Self and peer assessment

Getting Started


Self assessment means the process of having the learners critically reflect upon, record the progress of and perhaps suggest grades for, their own learning.

The term peer assessment refers to the process of having the learners critically reflect upon, and perhaps suggest grades for, the learning of their peers.

(Roberts,T. Self, peer, and group assessment in e-learning, Information Science, 2006)


On this page, we sometimes refer to self and peer assessment as self and peer review. Although used relatively interchangeably, assessment generally involves a quantiative element, whilst review is generally a more qualitative process. The tools discussed on this page are capable of both.

Step 1: Rationale

In order to encourage effective participation, the rationale for using self or peer assessment should be explicit to everyone involved, particularly students.

Self assessment

  • Encourage reflection
  • Help lecturers focus their feedback (e.g. not telling students what they are already aware of)
  • An important skill in itself – helping students become more autonomous learners

Peer assessment

  • Students practice softer skills e.g. constructive criticism
  • Help students learn from each other and place their own work
  • Students naturally compare themselves with their peers
  • Encourage engagement with marking criteria
  • Promote deep learning e.g. evaluation
  • More efficient & timely feedback for large groups

Race, P.(2006) The lecturer’s toolkit – a practical guide to assessment, learning and teaching Routledge.

Step 2: Design

Choosing a workflow

There are two main tools that can be used for online self and peer review: Blackboard and Turnitin. We have developed corresponding workflows for these tools: Bsp and Tsp.
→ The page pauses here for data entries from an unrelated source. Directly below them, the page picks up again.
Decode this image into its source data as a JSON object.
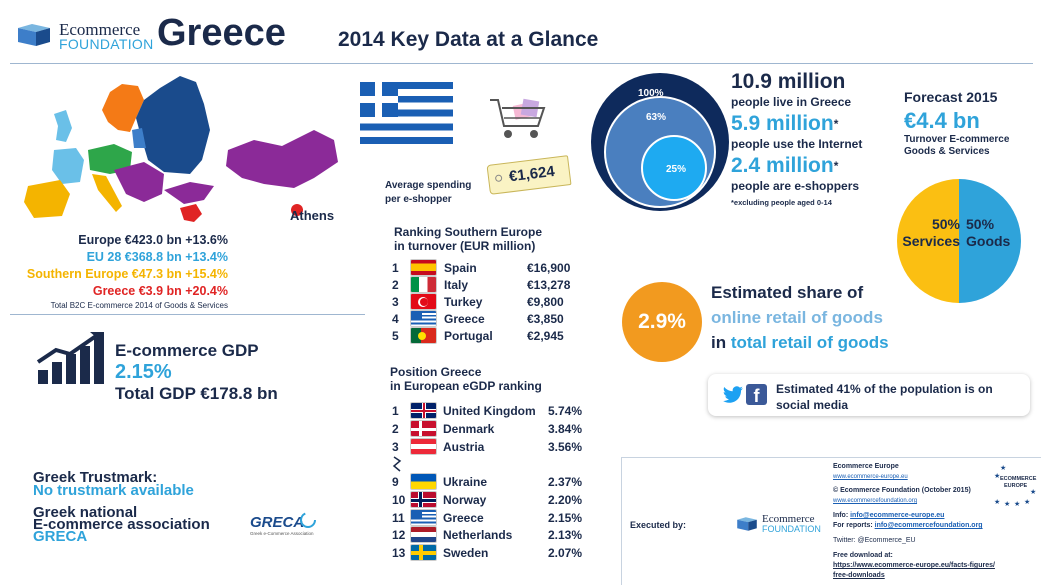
{
  "header": {
    "logo_line1": "Ecommerce",
    "logo_line2": "FOUNDATION",
    "country": "Greece",
    "subtitle": "2014 Key Data at a Glance"
  },
  "map": {
    "city_label": "Athens",
    "colors": {
      "europe": "#1a4b8c",
      "eu28": "#3d7ec9",
      "southern": "#f4b400",
      "greece": "#e02424",
      "east": "#8b2a98",
      "north": "#f47a16",
      "west": "#6ac0e8",
      "central": "#2ea64a"
    }
  },
  "europe_stats": [
    {
      "text": "Europe €423.0 bn +13.6%",
      "color": "#1b2a4a"
    },
    {
      "text": "EU 28 €368.8 bn +13.4%",
      "color": "#2fa3da"
    },
    {
      "text": "Southern Europe €47.3 bn +15.4%",
      "color": "#f4b400"
    },
    {
      "text": "Greece €3.9 bn +20.4%",
      "color": "#e02424"
    }
  ],
  "europe_note": "Total B2C E-commerce 2014 of Goods & Services",
  "gdp": {
    "title": "E-commerce GDP",
    "value": "2.15%",
    "total": "Total GDP €178.8 bn"
  },
  "trustmark": {
    "title": "Greek Trustmark:",
    "value": "No trustmark available"
  },
  "association": {
    "title_line1": "Greek national",
    "title_line2": "E-commerce association",
    "value": "GRECA",
    "logo_text": "GRECA",
    "logo_sub": "Greek e-Commerce Association"
  },
  "spending": {
    "label_line1": "Average spending",
    "label_line2": "per e-shopper",
    "value": "€1,624"
  },
  "ranking_south": {
    "title_line1": "Ranking Southern Europe",
    "title_line2": "in turnover (EUR million)",
    "rows": [
      {
        "rank": "1",
        "country": "Spain",
        "value": "€16,900"
      },
      {
        "rank": "2",
        "country": "Italy",
        "value": "€13,278"
      },
      {
        "rank": "3",
        "country": "Turkey",
        "value": "€9,800"
      },
      {
        "rank": "4",
        "country": "Greece",
        "value": "€3,850"
      },
      {
        "rank": "5",
        "country": "Portugal",
        "value": "€2,945"
      }
    ]
  },
  "ranking_egdp": {
    "title_line1": "Position Greece",
    "title_line2": "in European eGDP ranking",
    "rows": [
      {
        "rank": "1",
        "country": "United Kingdom",
        "value": "5.74%"
      },
      {
        "rank": "2",
        "country": "Denmark",
        "value": "3.84%"
      },
      {
        "rank": "3",
        "country": "Austria",
        "value": "3.56%"
      },
      {
        "rank": "9",
        "country": "Ukraine",
        "value": "2.37%"
      },
      {
        "rank": "10",
        "country": "Norway",
        "value": "2.20%"
      },
      {
        "rank": "11",
        "country": "Greece",
        "value": "2.15%"
      },
      {
        "rank": "12",
        "country": "Netherlands",
        "value": "2.13%"
      },
      {
        "rank": "13",
        "country": "Sweden",
        "value": "2.07%"
      }
    ]
  },
  "population": {
    "circles": [
      "100%",
      "63%",
      "25%"
    ],
    "stats": [
      {
        "value": "10.9 million",
        "star": "",
        "label": "people live in Greece"
      },
      {
        "value": "5.9 million",
        "star": "*",
        "label": "people use the Internet"
      },
      {
        "value": "2.4 million",
        "star": "*",
        "label": "people are e-shoppers"
      }
    ],
    "footnote": "*excluding people aged 0-14"
  },
  "forecast": {
    "title": "Forecast 2015",
    "value": "€4.4 bn",
    "label_line1": "Turnover E-commerce",
    "label_line2": "Goods & Services",
    "pie": {
      "services_pct": 50,
      "goods_pct": 50,
      "services_text": "50%",
      "services_label": "Services",
      "goods_text": "50%",
      "goods_label": "Goods",
      "services_color": "#fbbf12",
      "goods_color": "#2fa3da"
    }
  },
  "share": {
    "value": "2.9%",
    "line1": "Estimated share of",
    "line2": "online retail of goods",
    "line3_a": "in ",
    "line3_b": "total retail of goods"
  },
  "social": {
    "line1": "Estimated 41% of the population is on",
    "line2": "social media"
  },
  "footer": {
    "executed_by": "Executed by:",
    "logo_line1": "Ecommerce",
    "logo_line2": "FOUNDATION",
    "ee_title": "Ecommerce Europe",
    "ee_url": "www.ecommerce-europe.eu",
    "copyright": "© Ecommerce Foundation (October 2015)",
    "ef_url": "www.ecommercefoundation.org",
    "info_label": "Info: ",
    "info_email": "info@ecommerce-europe.eu",
    "reports_label": "For reports: ",
    "reports_email": "info@ecommercefoundation.org",
    "twitter": "Twitter: @Ecommerce_EU",
    "download_label": "Free download at:",
    "download_url1": "https://www.ecommerce-europe.eu/facts-figures/",
    "download_url2": "free-downloads",
    "ee_logo_line1": "ECOMMERCE",
    "ee_logo_line2": "EUROPE"
  }
}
Choosing a workflow will depend on the particular requirements.

Comparison between Blackboard and Turnitin submission workflows
FeatureBlackboardTurnitin
Submission method Blackboard’s Self and Peer Assessment tool Turnitin’s PeerMark tool
Initial submission File or quiz-like response File (100mb size limit)
Deadline flexibility Strict submission deadlines Some deadline flexibility
Multiple peer reviews Yes Yes
Self and/or peer review in any configuration Yes Yes
Peer review allocation Random allocation only Random or students can choose
Anonymous reviews Yes Yes
Review types Free response or numerical Free response or scale
Reviews can be graded by instructor No Yes
Original submissions can be graded by instructor No Yes
Model answers can be provided to reviewers Yes No, but can be provided through other means

Case studies

Step 3: Set up and test

Once you have selected your workflow, use the guidance below to set up and run through the workflow in a test Blackboard course with a test student (How can I add a test student). It is essential to test before using real assessments, and this will also enable you to see the student perspective. Failure to test may result in lost submissions or feedback. To request a test course or if there are any issues with your test, please contact digital-education@bristol.ac.uk.
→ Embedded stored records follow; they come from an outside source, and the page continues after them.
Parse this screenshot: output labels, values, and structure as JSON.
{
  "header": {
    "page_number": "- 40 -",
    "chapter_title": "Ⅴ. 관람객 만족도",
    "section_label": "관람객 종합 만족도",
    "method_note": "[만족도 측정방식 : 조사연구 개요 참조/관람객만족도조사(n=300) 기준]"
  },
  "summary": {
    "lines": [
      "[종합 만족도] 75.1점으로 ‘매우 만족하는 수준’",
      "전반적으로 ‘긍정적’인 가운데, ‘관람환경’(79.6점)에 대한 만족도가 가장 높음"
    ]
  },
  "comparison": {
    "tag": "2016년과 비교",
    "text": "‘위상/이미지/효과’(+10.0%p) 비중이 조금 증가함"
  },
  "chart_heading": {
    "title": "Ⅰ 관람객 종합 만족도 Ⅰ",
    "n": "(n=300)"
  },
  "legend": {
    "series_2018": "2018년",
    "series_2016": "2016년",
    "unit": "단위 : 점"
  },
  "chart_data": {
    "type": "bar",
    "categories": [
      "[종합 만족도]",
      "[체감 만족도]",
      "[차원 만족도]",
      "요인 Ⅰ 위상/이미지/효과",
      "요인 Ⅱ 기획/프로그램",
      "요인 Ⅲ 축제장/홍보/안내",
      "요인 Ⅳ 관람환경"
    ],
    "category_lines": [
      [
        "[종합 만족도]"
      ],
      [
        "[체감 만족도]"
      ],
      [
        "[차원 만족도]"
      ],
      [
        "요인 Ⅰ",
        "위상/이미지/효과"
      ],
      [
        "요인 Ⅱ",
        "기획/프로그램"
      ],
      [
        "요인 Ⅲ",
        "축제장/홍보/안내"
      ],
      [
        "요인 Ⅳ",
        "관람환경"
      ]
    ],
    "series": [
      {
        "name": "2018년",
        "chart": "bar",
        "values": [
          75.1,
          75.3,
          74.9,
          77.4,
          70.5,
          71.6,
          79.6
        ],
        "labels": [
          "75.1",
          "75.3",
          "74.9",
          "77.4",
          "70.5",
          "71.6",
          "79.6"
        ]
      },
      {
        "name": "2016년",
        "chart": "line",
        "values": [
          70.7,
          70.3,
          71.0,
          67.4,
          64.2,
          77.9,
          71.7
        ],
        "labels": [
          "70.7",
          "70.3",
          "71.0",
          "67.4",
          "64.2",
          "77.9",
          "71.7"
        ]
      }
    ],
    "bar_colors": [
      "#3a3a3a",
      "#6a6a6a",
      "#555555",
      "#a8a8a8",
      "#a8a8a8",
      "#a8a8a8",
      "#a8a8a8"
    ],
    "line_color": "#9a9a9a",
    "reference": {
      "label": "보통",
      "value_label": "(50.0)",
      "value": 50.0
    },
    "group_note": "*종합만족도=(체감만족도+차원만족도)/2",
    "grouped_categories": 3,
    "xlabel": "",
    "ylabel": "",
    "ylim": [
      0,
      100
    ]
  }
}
There are six guidance documents for each workflow. Select your workflow and then click on the icons to access the guidance documents.

Step 4: Implementation

Now you have tested your workflow you can implement it into your course. Follow the instructions in the guidance above just as you did for your test.

Tips for successful use of self and peer assessment

Step 5: Evaluation

Once the process is complete, it may be useful to use a student voice activity (eg a survey) to gather opinions on how the process went. This can help inform future self- and peer-review activities.